The Providence College community became like a second family to Deacon Rocha, embracing him and serving as another home. He developed friendships with several Dominican fathers, including Father James Cuddy, Father James Quigley, Father Ed Myers and Father Joseph Guido, who would later offer support and guidance as he began to discern his vocation. He also developed close friendships with his coworkers, one of whom, Lisa Vieira, shared her memories of the deacon during his visit to the campus.
“He was one of the first people that I met. He was always helpful, always kind and a beautiful person to work with,” said Vieira, who began working at Providence College in 2007. “I think [his becoming a priest] is a beautiful thing to be doing and I think he could touch a lot of lives.”
In addition to providing a social family, PC also prompted him to reconnect with parts of his faith. Though he was active at Our Lady of the Rosary growing up, Deacon Rocha never received the sacrament of confirmation as a teenager due to the timing of his parents’ death. Six years ago, he made the decision to become fully confirmed in the Catholic Church. It was after this that he began to express a calling to the priesthood to his Dominican friends.
“They told me to pray and to find silence because that’s when God speaks to you, in the midst of silence,” he said.
With the support of his family and PC friends, Deacon Rocha entered Pope St. John XXIII Seminary in Weston, Mass., in 2012. Though he briefly considered entering formation as a Dominican, his willingness to serve as a parish priest drew him to the Diocese of Providence. With a personality that is sociable and friendly but at times reserved, Deacon Rocha said the parish challenges him in a positive way.
“I like being around people in a parish setting,” he said. “It takes me out of my comfort zone.”
As a seminarian and deacon, he served at St. Timothy Parish, Warwick, and St. Philip Parish, Greenville, gaining early exposure to the patterns of parish life. Prayer remained an important part of his faith journey through his assignments and years of study, carrying him through moments of uncertainty.

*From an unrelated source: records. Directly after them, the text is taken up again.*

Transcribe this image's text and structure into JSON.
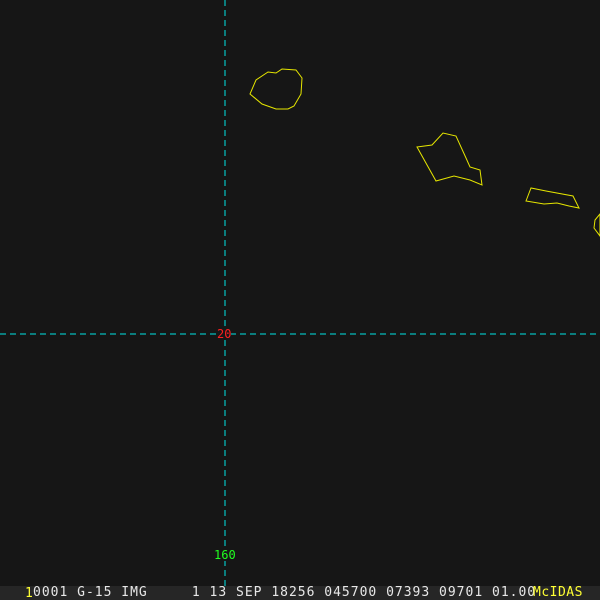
{
  "map": {
    "lat_label": "20",
    "lon_label": "160",
    "grid_color": "#00e5e5",
    "coast_color": "#e6e600",
    "lat_label_color": "#ff2020",
    "lon_label_color": "#20ff20"
  },
  "status_bar": {
    "frame_number": "1",
    "info": "0001 G-15 IMG     1 13 SEP 18256 045700 07393 09701 01.00",
    "brand": "McIDAS"
  }
}
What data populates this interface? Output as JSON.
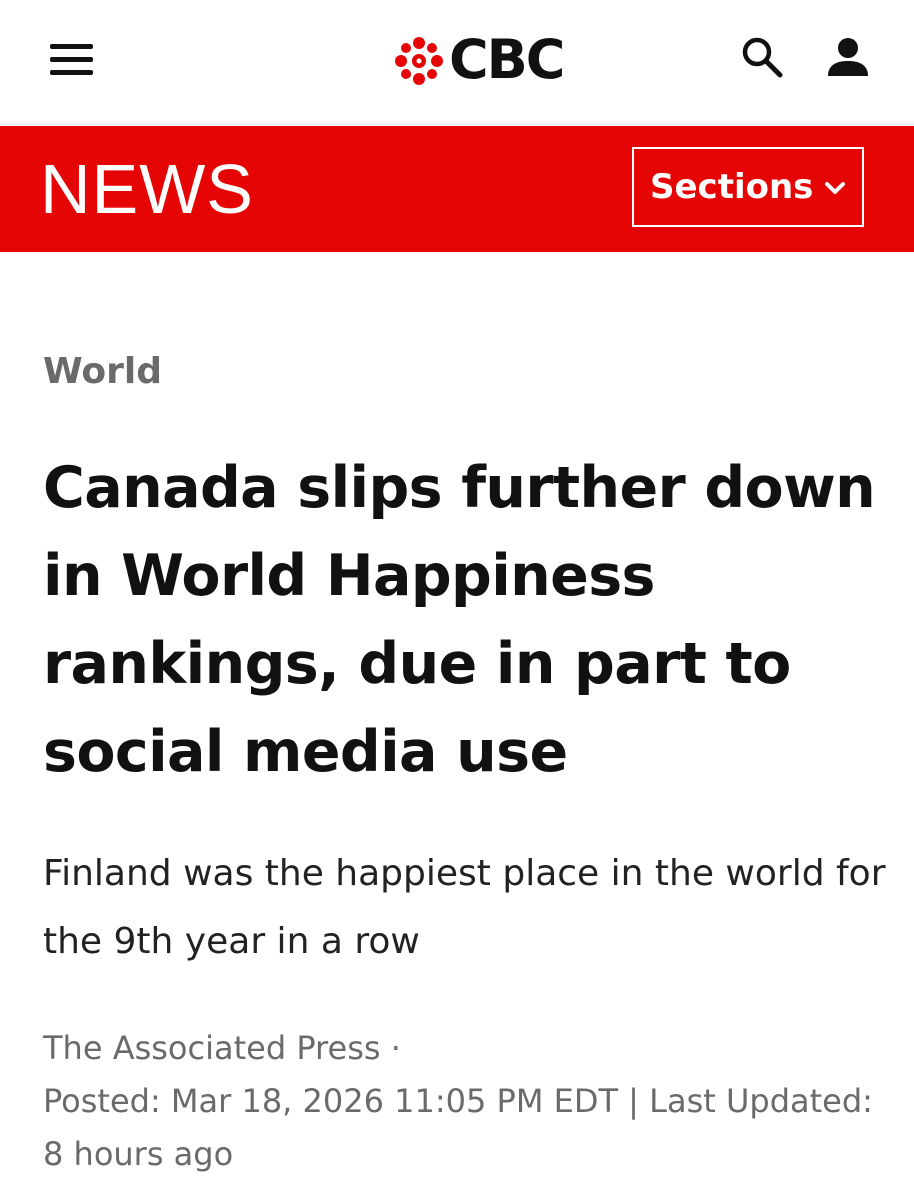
{
  "header": {
    "menu_icon": "hamburger-menu-icon",
    "logo_text": "CBC",
    "search_icon": "search-icon",
    "account_icon": "user-account-icon",
    "brand_color": "#e60505"
  },
  "newsbar": {
    "wordmark": "NEWS",
    "sections_label": "Sections",
    "sections_icon": "chevron-down-icon"
  },
  "article": {
    "category": "World",
    "headline": "Canada slips further down in World Happiness rankings, due in part to social media use",
    "deck": "Finland was the happiest place in the world for the 9th year in a row",
    "author": "The Associated Press",
    "separator": "·",
    "posted_label": "Posted:",
    "posted_date": "Mar 18, 2026 11:05 PM EDT",
    "pipe": "|",
    "updated_label": "Last Updated:",
    "updated_value": "8 hours ago"
  }
}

“Was I here for the right reasons? Prayer helped me get through that,” he said. “Certainly God helped me see my purpose in life, that I was called to this.”
For his siblings, Deacon Rocha’s calling to the priesthood can be traced to their parents’ faith and love. Despite the family’s loss early in life, their parents’ faith continues to live on in the foundation they provided for their children.
“Our parents, especially our mother, had a big faith and I think he translated that for us,” said Carla.
“We suffered through many things, but you don’t have to be perfect to become a priest,” added Eunice, who also followed a call to the religious life and serves as a member of a missionary order in Spain. “For me, it’s the grace of God to be a priest. I hope his life is filled with light and hope fully that light shines upon the people he encounters.”
As the family approaches ordination day, they anxiously await the moment Deacon Rocha will dedicate himself to a life serving God and the people of Rhode Island as a diocesan priest. For Sequeira, who raised the deacon like a son, the dedication is bittersweet.
“I wish him well. I’ll miss his presence,” he said, before adding with a smile, “I don’t know if I’ll have to call him Father Jorge.”